July 20, 2007

  • Life Aint That Bad

        I just freed myself from a very negative friendship. For some
    reason--maybe it was from watching TV or some other mass-consumed
    propaganda--there was this ideal imprinted in my head that with every
    split comes sadness. However, any prior beliefs of that have been
    thrown out the window. In fact, after not-so-elegantly burning incinerating this bridge, I have felt much happier and appreciative towards real friends.

        The truth is, I have real friends who will stand up for me instead of
    talk me down behind my back. I have friends who will call me wanting to
    hang out all hours of my life, instead of always making up small
    excuses to avoid contact with me. I have friends who genuinely love me
    as much as I love them, and don't just put up a two-front façade just
    to appease whoever their current company is.

        This rift is some sort of blessing; certainly, it was a blessing in
    hideous garb, but a blessing ne'ertheless.
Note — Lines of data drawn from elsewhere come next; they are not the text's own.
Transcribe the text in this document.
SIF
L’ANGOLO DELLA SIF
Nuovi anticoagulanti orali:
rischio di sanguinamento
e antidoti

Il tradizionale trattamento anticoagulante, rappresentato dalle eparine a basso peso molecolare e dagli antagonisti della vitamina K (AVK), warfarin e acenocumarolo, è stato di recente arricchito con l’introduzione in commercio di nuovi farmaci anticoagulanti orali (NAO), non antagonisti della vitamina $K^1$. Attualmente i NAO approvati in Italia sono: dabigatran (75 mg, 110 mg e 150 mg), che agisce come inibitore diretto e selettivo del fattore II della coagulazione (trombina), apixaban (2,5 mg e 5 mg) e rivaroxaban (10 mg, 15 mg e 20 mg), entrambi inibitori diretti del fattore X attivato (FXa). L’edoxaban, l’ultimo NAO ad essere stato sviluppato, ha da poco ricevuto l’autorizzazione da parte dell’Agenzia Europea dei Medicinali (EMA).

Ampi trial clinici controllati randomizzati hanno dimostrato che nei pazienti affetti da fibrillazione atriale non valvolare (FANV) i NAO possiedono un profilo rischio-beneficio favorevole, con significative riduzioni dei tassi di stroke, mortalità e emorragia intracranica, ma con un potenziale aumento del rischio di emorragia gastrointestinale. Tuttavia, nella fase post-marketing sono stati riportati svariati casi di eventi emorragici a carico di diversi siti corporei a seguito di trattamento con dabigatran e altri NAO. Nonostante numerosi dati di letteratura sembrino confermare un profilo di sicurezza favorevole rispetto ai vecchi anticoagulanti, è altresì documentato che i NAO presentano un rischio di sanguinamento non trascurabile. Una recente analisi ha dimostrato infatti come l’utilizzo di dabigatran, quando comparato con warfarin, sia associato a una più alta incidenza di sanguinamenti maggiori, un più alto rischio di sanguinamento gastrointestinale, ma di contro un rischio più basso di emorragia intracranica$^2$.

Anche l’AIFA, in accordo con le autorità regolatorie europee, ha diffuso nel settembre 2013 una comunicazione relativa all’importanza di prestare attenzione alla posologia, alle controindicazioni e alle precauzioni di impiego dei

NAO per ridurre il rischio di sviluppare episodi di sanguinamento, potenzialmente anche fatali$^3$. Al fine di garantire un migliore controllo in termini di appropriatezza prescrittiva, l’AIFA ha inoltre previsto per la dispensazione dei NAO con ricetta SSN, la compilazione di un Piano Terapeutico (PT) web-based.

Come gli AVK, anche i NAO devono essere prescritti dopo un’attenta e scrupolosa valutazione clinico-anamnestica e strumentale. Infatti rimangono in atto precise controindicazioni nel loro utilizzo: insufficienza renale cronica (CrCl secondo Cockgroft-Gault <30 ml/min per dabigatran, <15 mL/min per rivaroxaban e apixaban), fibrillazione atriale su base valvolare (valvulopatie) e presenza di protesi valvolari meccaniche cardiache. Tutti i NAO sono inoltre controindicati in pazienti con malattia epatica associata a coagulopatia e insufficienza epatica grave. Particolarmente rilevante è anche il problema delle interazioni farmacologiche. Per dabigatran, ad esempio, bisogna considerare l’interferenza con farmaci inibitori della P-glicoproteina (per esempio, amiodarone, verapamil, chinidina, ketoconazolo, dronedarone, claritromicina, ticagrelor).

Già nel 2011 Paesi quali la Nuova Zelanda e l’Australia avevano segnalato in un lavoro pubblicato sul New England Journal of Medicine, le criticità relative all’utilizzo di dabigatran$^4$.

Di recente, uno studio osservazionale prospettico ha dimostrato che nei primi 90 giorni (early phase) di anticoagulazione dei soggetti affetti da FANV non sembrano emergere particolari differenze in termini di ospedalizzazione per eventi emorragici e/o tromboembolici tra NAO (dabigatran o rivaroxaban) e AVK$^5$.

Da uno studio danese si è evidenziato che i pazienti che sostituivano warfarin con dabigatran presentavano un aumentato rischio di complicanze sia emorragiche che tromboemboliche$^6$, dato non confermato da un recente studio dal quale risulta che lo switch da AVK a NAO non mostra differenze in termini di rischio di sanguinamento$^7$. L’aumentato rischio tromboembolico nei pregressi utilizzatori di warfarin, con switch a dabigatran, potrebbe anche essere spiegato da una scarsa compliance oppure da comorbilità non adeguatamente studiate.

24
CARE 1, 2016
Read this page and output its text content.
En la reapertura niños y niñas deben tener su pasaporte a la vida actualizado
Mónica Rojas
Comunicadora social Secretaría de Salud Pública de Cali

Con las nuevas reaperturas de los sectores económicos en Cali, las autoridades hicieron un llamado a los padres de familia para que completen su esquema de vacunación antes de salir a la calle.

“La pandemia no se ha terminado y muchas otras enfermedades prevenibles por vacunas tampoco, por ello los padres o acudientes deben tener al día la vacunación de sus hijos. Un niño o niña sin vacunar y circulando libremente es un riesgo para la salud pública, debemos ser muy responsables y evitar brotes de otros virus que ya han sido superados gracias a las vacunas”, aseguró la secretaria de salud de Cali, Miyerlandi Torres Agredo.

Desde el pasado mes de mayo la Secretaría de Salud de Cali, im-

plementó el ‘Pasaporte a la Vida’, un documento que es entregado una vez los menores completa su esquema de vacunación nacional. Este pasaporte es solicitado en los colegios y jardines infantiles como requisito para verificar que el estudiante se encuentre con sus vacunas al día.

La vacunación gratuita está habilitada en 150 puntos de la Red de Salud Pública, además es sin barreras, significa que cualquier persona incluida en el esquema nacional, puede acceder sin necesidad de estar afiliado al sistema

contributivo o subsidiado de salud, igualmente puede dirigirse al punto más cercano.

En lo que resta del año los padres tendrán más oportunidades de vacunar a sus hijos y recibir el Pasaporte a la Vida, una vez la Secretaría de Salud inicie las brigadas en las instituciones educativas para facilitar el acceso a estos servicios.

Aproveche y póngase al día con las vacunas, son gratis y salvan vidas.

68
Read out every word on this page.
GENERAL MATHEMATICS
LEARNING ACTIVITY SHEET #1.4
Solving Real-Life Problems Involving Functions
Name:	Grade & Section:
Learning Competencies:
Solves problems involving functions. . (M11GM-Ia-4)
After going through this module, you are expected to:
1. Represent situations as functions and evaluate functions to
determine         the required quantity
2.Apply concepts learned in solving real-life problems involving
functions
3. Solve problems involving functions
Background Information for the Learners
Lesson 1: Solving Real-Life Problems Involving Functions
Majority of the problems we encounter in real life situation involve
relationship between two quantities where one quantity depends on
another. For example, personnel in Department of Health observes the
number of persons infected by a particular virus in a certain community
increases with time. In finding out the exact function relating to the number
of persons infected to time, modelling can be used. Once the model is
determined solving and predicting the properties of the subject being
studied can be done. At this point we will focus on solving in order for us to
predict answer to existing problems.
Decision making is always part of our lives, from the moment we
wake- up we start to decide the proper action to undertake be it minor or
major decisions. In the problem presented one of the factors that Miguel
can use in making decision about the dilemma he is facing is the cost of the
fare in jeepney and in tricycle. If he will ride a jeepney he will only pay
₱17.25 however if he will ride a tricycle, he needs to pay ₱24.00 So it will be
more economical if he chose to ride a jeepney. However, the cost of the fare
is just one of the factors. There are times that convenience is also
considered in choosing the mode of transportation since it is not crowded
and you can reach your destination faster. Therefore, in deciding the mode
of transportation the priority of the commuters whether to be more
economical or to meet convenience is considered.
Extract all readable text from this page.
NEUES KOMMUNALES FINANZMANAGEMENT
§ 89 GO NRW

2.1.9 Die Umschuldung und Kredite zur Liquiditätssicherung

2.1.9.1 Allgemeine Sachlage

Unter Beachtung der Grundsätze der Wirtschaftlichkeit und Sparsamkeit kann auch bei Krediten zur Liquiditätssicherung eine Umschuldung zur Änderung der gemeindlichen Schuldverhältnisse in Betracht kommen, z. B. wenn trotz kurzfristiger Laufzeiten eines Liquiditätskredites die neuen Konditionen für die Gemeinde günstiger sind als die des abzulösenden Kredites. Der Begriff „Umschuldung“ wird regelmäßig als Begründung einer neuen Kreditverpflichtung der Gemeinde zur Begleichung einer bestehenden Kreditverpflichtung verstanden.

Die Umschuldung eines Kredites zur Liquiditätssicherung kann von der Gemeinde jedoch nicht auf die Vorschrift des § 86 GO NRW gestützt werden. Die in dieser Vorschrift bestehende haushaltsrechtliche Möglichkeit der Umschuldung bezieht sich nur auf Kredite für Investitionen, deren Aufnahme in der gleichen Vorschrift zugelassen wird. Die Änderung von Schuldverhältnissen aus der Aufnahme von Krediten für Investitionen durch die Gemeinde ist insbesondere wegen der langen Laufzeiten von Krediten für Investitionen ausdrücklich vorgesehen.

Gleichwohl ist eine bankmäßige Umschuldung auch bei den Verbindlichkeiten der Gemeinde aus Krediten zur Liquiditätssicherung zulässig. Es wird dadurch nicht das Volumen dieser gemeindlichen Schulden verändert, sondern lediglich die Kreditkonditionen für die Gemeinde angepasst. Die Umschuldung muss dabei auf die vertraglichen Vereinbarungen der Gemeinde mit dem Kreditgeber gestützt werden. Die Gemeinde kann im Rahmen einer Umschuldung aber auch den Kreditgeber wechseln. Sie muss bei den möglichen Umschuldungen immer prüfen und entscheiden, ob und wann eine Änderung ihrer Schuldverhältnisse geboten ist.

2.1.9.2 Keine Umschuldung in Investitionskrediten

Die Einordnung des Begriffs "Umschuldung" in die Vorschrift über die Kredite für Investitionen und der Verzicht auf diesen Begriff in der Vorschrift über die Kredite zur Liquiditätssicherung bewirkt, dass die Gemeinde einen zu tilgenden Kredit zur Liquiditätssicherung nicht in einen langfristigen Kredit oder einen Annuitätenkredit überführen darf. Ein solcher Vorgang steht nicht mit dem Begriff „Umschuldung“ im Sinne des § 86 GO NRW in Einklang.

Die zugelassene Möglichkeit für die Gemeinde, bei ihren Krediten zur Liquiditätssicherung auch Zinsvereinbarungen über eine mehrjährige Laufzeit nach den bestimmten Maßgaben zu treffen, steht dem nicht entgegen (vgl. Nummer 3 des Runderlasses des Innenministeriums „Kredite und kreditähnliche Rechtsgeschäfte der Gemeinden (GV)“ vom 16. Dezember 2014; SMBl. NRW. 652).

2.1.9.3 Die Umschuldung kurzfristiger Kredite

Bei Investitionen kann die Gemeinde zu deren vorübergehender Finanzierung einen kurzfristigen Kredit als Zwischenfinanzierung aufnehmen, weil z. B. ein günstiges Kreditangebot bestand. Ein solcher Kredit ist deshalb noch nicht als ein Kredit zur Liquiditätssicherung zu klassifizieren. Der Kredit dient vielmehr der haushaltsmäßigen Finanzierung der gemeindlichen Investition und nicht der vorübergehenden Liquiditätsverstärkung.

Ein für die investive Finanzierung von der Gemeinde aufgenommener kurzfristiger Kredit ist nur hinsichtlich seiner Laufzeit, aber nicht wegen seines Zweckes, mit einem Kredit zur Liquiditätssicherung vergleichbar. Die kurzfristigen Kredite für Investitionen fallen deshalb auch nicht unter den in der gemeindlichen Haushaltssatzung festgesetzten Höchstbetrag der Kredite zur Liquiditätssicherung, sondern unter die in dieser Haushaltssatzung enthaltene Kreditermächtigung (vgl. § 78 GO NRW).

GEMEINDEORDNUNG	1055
Be it my horoscope's lucky
    day, Odin's hanging tree sacrifice for nine days, or even the holy
    touch of Yahweh himself, I'm thankful.

        And maybe I should feel pity on my old acquaintance, if only to repay
    her for the pity she claims to have for me, but I am dwelling on a
    quote by Nietzsche:


    "To show pity is felt as a sign of contempt because one has clearly ceased to be an object of fear as soon as one is pitied."

        This is what keeps me from pitying this girl (who, out of my waning
    respect, shall remain nameless). She is still an object of fear. What
    is truly intimidating about her is how she will cast aside a friendship
    when she has so few friends left. Since high school, she has
    magnificently repelled many of those once considered close to her, and
    now all she has left is a hollow shell where only a faltering romance
    and weak family values dwindle.

        While I do hope she never becomes
    completely alone in the world--as that is a fate I wouldn't wish upon
    even my greatest enemy--I will not be surprised when I find that day
    come around. To quote Electric Light Orchestra's "Evil Woman": "You made the wine, now you drink the cup."